Government sources were silent on the reason for the directive and Sambhal superintendent of police Krishna Kumar denied any reinvestigation plans. Some Hindu groups have, however, been demanding the return of the temples, Hindu homes and plots that Muslims allegedly grabbed during the riots.
The administration has taken several actions in Sambhal unpalatable to Muslims since clashes during the survey of the town’s Shahi Jama Masjid on November 24 — to determine whether it was built over a temple — killed four minority youths.
It has reopened several closed temples, dug up purportedly sacred Hindu wells that were allegedly filled during riots, and accused mosques of electricity theft. It has also started police investigations against some local people and waqf authorities after they claimed ownership of plots near the Jama Masjid where a police station is
being built.
Recently, the state home department wrote to SP Kumar seeking within a week all the details of the communal clash of 1978. Kumar wrote to district magistrate Rajendra Pensiya on January 7 requesting him to form a team to collect the details.

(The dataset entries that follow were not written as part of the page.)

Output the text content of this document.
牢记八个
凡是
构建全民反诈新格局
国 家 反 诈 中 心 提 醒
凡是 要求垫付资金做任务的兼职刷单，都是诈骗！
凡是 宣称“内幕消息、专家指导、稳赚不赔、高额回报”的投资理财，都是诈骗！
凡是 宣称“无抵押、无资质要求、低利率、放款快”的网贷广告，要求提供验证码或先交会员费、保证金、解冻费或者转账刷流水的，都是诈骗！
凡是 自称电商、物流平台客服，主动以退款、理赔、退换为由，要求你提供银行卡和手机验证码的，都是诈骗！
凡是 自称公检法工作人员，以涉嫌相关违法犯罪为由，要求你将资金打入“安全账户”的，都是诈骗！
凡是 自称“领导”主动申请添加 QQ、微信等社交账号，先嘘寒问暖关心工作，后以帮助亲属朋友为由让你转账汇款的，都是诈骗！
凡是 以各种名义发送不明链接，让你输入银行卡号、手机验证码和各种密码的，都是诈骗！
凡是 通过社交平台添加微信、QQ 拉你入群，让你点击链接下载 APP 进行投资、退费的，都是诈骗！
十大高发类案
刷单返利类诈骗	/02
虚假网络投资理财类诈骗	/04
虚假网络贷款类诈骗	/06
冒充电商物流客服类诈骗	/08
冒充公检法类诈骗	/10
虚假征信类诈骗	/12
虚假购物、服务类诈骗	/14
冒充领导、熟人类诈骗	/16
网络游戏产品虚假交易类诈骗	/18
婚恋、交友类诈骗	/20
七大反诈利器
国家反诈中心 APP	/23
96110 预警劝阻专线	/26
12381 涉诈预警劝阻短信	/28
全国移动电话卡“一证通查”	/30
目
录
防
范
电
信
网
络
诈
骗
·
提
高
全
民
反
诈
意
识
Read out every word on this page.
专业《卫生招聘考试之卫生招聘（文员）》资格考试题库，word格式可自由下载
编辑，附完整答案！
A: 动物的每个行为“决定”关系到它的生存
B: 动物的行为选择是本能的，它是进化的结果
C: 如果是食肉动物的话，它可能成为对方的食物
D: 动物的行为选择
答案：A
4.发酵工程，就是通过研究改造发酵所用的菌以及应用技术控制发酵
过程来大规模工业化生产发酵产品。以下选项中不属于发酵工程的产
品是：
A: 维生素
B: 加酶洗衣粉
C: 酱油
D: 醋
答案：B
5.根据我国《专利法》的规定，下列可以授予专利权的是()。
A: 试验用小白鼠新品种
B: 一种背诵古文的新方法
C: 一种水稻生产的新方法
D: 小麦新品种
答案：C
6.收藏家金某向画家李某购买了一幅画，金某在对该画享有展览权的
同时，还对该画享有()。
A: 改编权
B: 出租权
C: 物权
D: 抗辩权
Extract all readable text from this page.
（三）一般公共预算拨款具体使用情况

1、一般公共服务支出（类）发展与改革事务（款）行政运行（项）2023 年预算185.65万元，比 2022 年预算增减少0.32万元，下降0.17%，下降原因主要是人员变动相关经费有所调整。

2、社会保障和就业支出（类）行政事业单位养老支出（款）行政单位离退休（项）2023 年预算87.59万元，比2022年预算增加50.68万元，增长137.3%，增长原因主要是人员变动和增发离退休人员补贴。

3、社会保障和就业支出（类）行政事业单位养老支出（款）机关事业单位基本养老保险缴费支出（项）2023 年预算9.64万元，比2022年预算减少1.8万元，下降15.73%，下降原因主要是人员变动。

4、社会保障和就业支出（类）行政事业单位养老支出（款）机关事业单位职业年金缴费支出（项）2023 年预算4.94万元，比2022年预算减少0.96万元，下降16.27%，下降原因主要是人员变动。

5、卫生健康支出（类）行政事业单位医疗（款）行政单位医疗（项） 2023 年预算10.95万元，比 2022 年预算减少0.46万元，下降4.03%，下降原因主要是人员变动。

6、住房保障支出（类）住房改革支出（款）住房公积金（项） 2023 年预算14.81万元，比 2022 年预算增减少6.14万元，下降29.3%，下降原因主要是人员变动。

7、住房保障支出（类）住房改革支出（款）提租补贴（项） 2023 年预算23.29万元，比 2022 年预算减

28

Kumar told reporters that the home department had sought the report on a demand, made on December 17, by a BJP legislative council member, Sri Chandra Sharma.
A source in the home department said that information had been sought about the FIRs lodged at the time and about the identities of those arrested and those compensated for their losses. He said the government records show that more than two dozen people were killed and about 400 residents of two localities
migrated.
Several Hindu groups have over the past two months been claiming that a large number of Hindus were killed or forced to leave during the 1978 riots.
The claim was intensified after the local administration opened the gates of the Kartik Mahadev Mandir in Sambhal city, closed for 46 years, on November 24 – the day of the clashes outside the Jama Masjid.
“Some people are spreading rumours on social media that we are reinvestigating the 1978 riots in Sambhal town, which was part of Moradabad district at the time. But it isn’t true,” Kumar told reporters.
Sambhal was carved out of Moradabad as a separate district in 2011.
State Samajwadi Party spokesperson Ameeque Jamei said: “There was the Ram Naresh Yadav government, which had the support of the Jana Sangh (the BJP’s parent party), during the riots. Kalyan Singh and many other leaders of today’s BJP were ministers in the Yadav government. Why did they remain silent (if Hindus were driven out)?”
Yadav was a Janata Party chief minister but later joined the Congress. Kalyan, a BJP stalwart who was twice chief minister, passed away in 2021.
Jamei added: “Thereafter, the BJP formed its government in the state six times. Didn’t they see any need to collect the reports on the riots before?”
State BJP spokesperson Rakesh Tripathi said: “There’s a need to collect the details because a large number of families are still waiting for justice.”